I've seen them w/ one inch wood for spacing in push-pull, but the speakers have to be somewhat matched.
Depending on frequency, driver diameter, etc. low frequencies are already pretty much omni-directional. Is this a two-way, or a three way?
Also, keep in mind that omni-directional speakers can be a real nuisance to place in a room. (*Strong* room reflections.)
If omni is what floats your boat, you might want to dredge around and find info on the old Ohm speakers (are they still in business?), using a variation of the Walsh driver (I believe there were also Walsh speakers at one point). The essential concept being that the driver is facing down (place your woofer face down on a cardboard box to help visualize) into the enclosure. The back side of the driver (magnet & all) is open to the room on all sides, and is thus omnidirectional. They were capable of some really spooky imaging effects, but that was pretty much their only claim to fame. Something like that might give you a better approach. Incidentally, the Ohm drivers were ported, as I recall, at the bottom of the cabinet, but there's no law that says you have to port them at all. If you already have two woofers on hand, it shouldn't be too hard to contrive a dual cabinet where one woofer fires down into a cabinet, the other--on some healthy standoffs--fires up into a separate cabinet. (Just make two identical cabinets, and turn one upside-down.) With the two drivers wired in phase. Mount your tweeters in the same are where the woofers are open. This would give you something of a D'Appolito MTM arrangement.

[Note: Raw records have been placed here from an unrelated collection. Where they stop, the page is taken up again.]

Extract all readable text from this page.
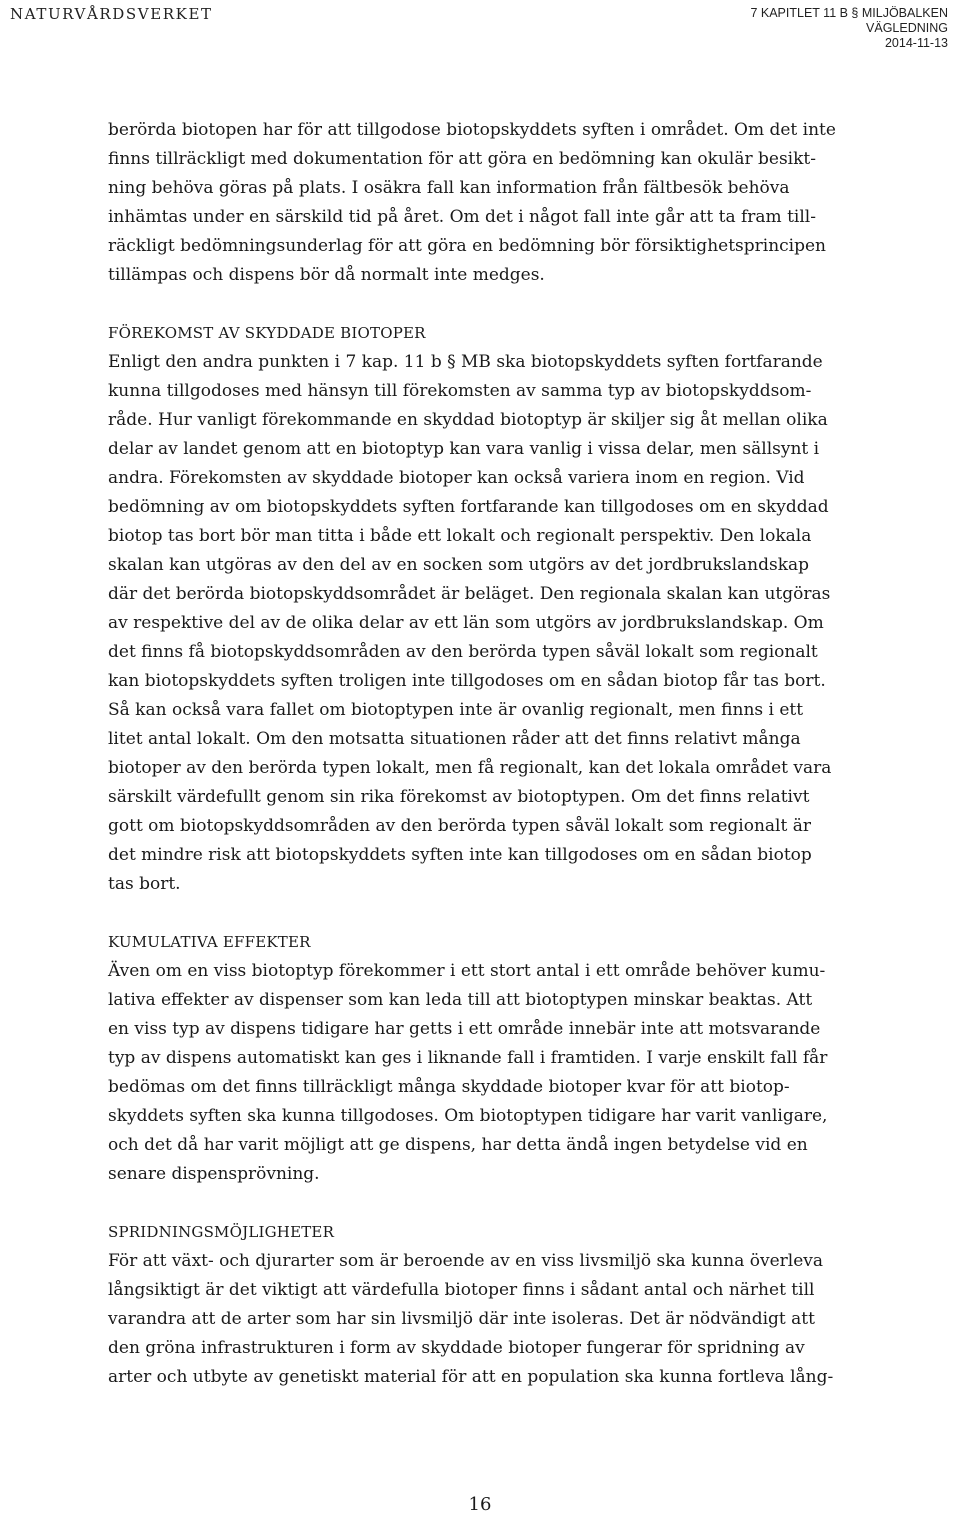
NATURVÅRDSVERKET	7 KAPITLET 11 B § MILJÖBALKEN
VÄGLEDNING
2014-11-13

berörda biotopen har för att tillgodose biotopskyddets syften i området. Om det inte
finns tillräckligt med dokumentation för att göra en bedömning kan okulär besikt-
ning behöva göras på plats. I osäkra fall kan information från fältbesök behöva
inhämtas under en särskild tid på året. Om det i något fall inte går att ta fram till-
räckligt bedömningsunderlag för att göra en bedömning bör försiktighetsprincipen
tillämpas och dispens bör då normalt inte medges.

FÖREKOMST AV SKYDDADE BIOTOPER

Enligt den andra punkten i 7 kap. 11 b § MB ska biotopskyddets syften fortfarande
kunna tillgodoses med hänsyn till förekomsten av samma typ av biotopskyddsom-
råde. Hur vanligt förekommande en skyddad biotoptyp är skiljer sig åt mellan olika
delar av landet genom att en biotoptyp kan vara vanlig i vissa delar, men sällsynt i
andra. Förekomsten av skyddade biotoper kan också variera inom en region. Vid
bedömning av om biotopskyddets syften fortfarande kan tillgodoses om en skyddad
biotop tas bort bör man titta i både ett lokalt och regionalt perspektiv. Den lokala
skalan kan utgöras av den del av en socken som utgörs av det jordbrukslandskap
där det berörda biotopskyddsområdet är beläget. Den regionala skalan kan utgöras
av respektive del av de olika delar av ett län som utgörs av jordbrukslandskap. Om
det finns få biotopskyddsområden av den berörda typen såväl lokalt som regionalt
kan biotopskyddets syften troligen inte tillgodoses om en sådan biotop får tas bort.
Så kan också vara fallet om biotoptypen inte är ovanlig regionalt, men finns i ett
litet antal lokalt. Om den motsatta situationen råder att det finns relativt många
biotoper av den berörda typen lokalt, men få regionalt, kan det lokala området vara
särskilt värdefullt genom sin rika förekomst av biotoptypen. Om det finns relativt
gott om biotopskyddsområden av den berörda typen såväl lokalt som regionalt är
det mindre risk att biotopskyddets syften inte kan tillgodoses om en sådan biotop
tas bort.

KUMULATIVA EFFEKTER

Även om en viss biotoptyp förekommer i ett stort antal i ett område behöver kumu-
lativa effekter av dispenser som kan leda till att biotoptypen minskar beaktas. Att
en viss typ av dispens tidigare har getts i ett område innebär inte att motsvarande
typ av dispens automatiskt kan ges i liknande fall i framtiden. I varje enskilt fall får
bedömas om det finns tillräckligt många skyddade biotoper kvar för att biotop-
skyddets syften ska kunna tillgodoses. Om biotoptypen tidigare har varit vanligare,
och det då har varit möjligt att ge dispens, har detta ändå ingen betydelse vid en
senare dispensprövning.

SPRIDNINGSMÖJLIGHETER

För att växt- och djurarter som är beroende av en viss livsmiljö ska kunna överleva
långsiktigt är det viktigt att värdefulla biotoper finns i sådant antal och närhet till
varandra att de arter som har sin livsmiljö där inte isoleras. Det är nödvändigt att
den gröna infrastrukturen i form av skyddade biotoper fungerar för spridning av
arter och utbyte av genetiskt material för att en population ska kunna fortleva lång-

16
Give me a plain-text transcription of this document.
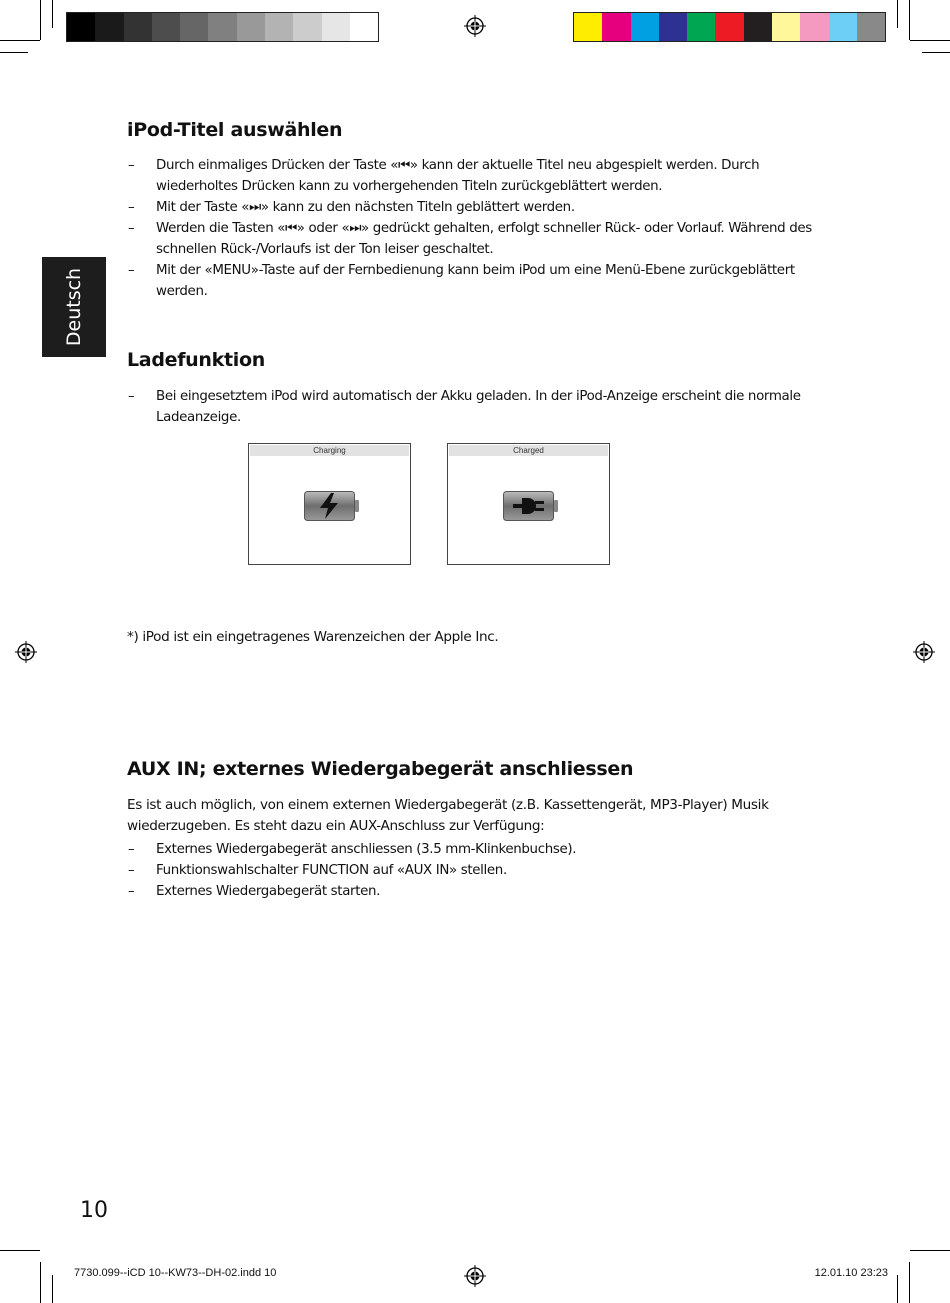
Deutsch
iPod-Titel auswählen
– Durch einmaliges Drücken der Taste «⏮» kann der aktuelle Titel neu abgespielt werden. Durch wiederholtes Drücken kann zu vorhergehenden Titeln zurückgeblättert werden.
– Mit der Taste «⏭» kann zu den nächsten Titeln geblättert werden.
– Werden die Tasten «⏮» oder «⏭» gedrückt gehalten, erfolgt schneller Rück- oder Vorlauf. Während des schnellen Rück-/Vorlaufs ist der Ton leiser geschaltet.
– Mit der «MENU»-Taste auf der Fernbedienung kann beim iPod um eine Menü-Ebene zurückgeblättert werden.
Ladefunktion
– Bei eingesetztem iPod wird automatisch der Akku geladen. In der iPod-Anzeige erscheint die normale Ladeanzeige.
Charging	Charged

*) iPod ist ein eingetragenes Warenzeichen der Apple Inc.

AUX IN; externes Wiedergabegerät anschliessen

Es ist auch möglich, von einem externen Wiedergabegerät (z.B. Kassettengerät, MP3-Player) Musik wiederzugeben. Es steht dazu ein AUX-Anschluss zur Verfügung:

– Externes Wiedergabegerät anschliessen (3.5 mm-Klinkenbuchse).
– Funktionswahlschalter FUNCTION auf «AUX IN» stellen.
– Externes Wiedergabegerät starten.
10
7730.099--iCD 10--KW73--DH-02.indd 10	12.01.10 23:23
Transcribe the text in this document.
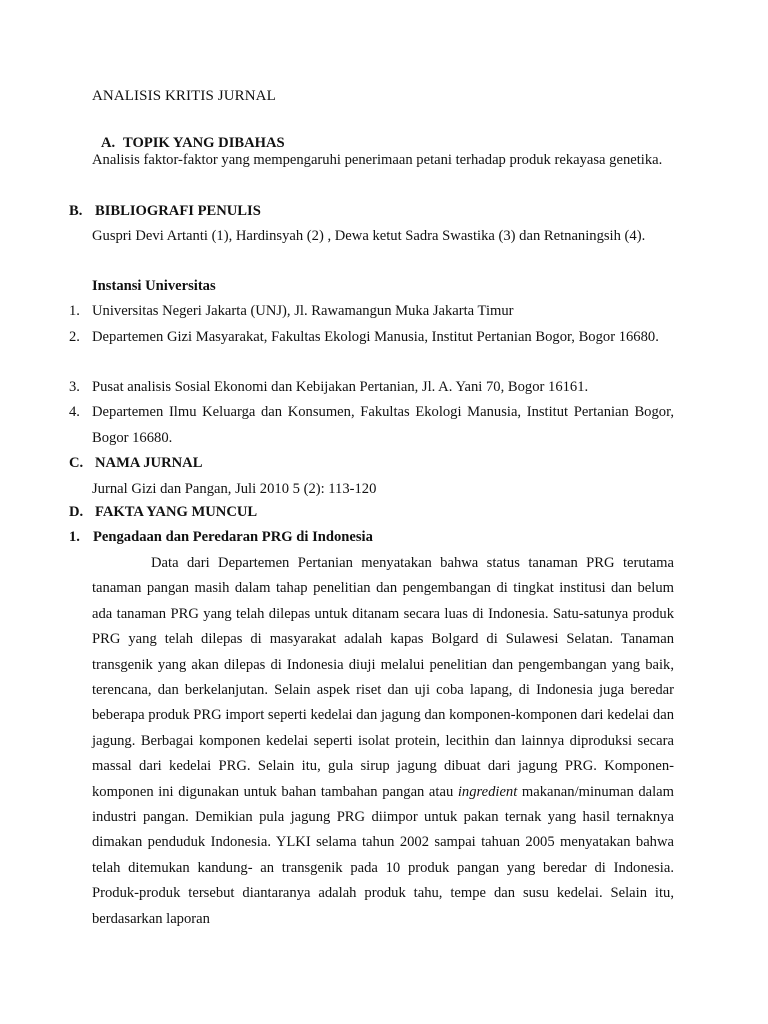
ANALISIS KRITIS JURNAL
A. TOPIK YANG DIBAHAS
Analisis faktor-faktor yang mempengaruhi penerimaan petani terhadap produk rekayasa genetika.
B. BIBLIOGRAFI PENULIS
Guspri Devi Artanti (1), Hardinsyah (2) , Dewa ketut Sadra Swastika (3) dan Retnaningsih (4).
Instansi Universitas
1. Universitas Negeri Jakarta (UNJ), Jl. Rawamangun Muka Jakarta Timur
2. Departemen Gizi Masyarakat, Fakultas Ekologi Manusia, Institut Pertanian Bogor, Bogor 16680.
3. Pusat analisis Sosial Ekonomi dan Kebijakan Pertanian, Jl. A. Yani 70, Bogor 16161.
4. Departemen Ilmu Keluarga dan Konsumen, Fakultas Ekologi Manusia, Institut Pertanian Bogor, Bogor 16680.
C. NAMA JURNAL
Jurnal Gizi dan Pangan, Juli 2010 5 (2): 113-120
D. FAKTA YANG MUNCUL
1. Pengadaan dan Peredaran PRG di Indonesia
Data dari Departemen Pertanian menyatakan bahwa status tanaman PRG terutama tanaman pangan masih dalam tahap penelitian dan pengembangan di tingkat institusi dan belum ada tanaman PRG yang telah dilepas untuk ditanam secara luas di Indonesia. Satu-satunya produk PRG yang telah dilepas di masyarakat adalah kapas Bolgard di Sulawesi Selatan. Tanaman transgenik yang akan dilepas di Indonesia diuji melalui penelitian dan pengembangan yang baik, terencana, dan berkelanjutan. Selain aspek riset dan uji coba lapang, di Indonesia juga beredar beberapa produk PRG import seperti kedelai dan jagung dan komponen-komponen dari kedelai dan jagung. Berbagai komponen kedelai seperti isolat protein, lecithin dan lainnya diproduksi secara massal dari kedelai PRG. Selain itu, gula sirup jagung dibuat dari jagung PRG. Komponen-komponen ini digunakan untuk bahan tambahan pangan atau ingredient makanan/minuman dalam industri pangan. Demikian pula jagung PRG diimpor untuk pakan ternak yang hasil ternaknya dimakan penduduk Indonesia. YLKI selama tahun 2002 sampai tahuan 2005 menyatakan bahwa telah ditemukan kandung- an transgenik pada 10 produk pangan yang beredar di Indonesia. Produk-produk tersebut diantaranya adalah produk tahu, tempe dan susu kedelai. Selain itu, berdasarkan laporan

What you propose is certainly workable and it's one possible solution to not having to look at the woofers (more beautiful wood to view). Rear firing woofers as well as a bandpass box are another way to go. As GRollins says, the low frequencies are omni-directional to begin with so your proposition is not necessary to have this omni-directionally. Make sure they are symmetrical, vent faces vent, woofer faces woofer. Vents facing any other way might be OK as well. And of course the cabinets MUST be joined relative to each other. You will be de-tuning what you might have calculated as a proper low frequency system but you can play with this and restore proper operation. Sorry, I don't have formulae for this. Needless to say?, the woofers must be wired in phase.

This is NOT a workable solution for a two way speaker. The volume enclosed by the spacing between the boxes and perimeter of the boxes forms a resonant cavity. The resonant frequency of this cavity is going to be in the mid-range area; you must crossover to a mid-range well before this point.

I must advise that the woofers face each other horizontally. If you have one woofer facing down and one facing up, the cones will sag over time. This problem can be avoided if you design the bass boxes so they can be flipped over from time to time.

But, after all this, why bother? You can have what you want via less painful and time consuming routes.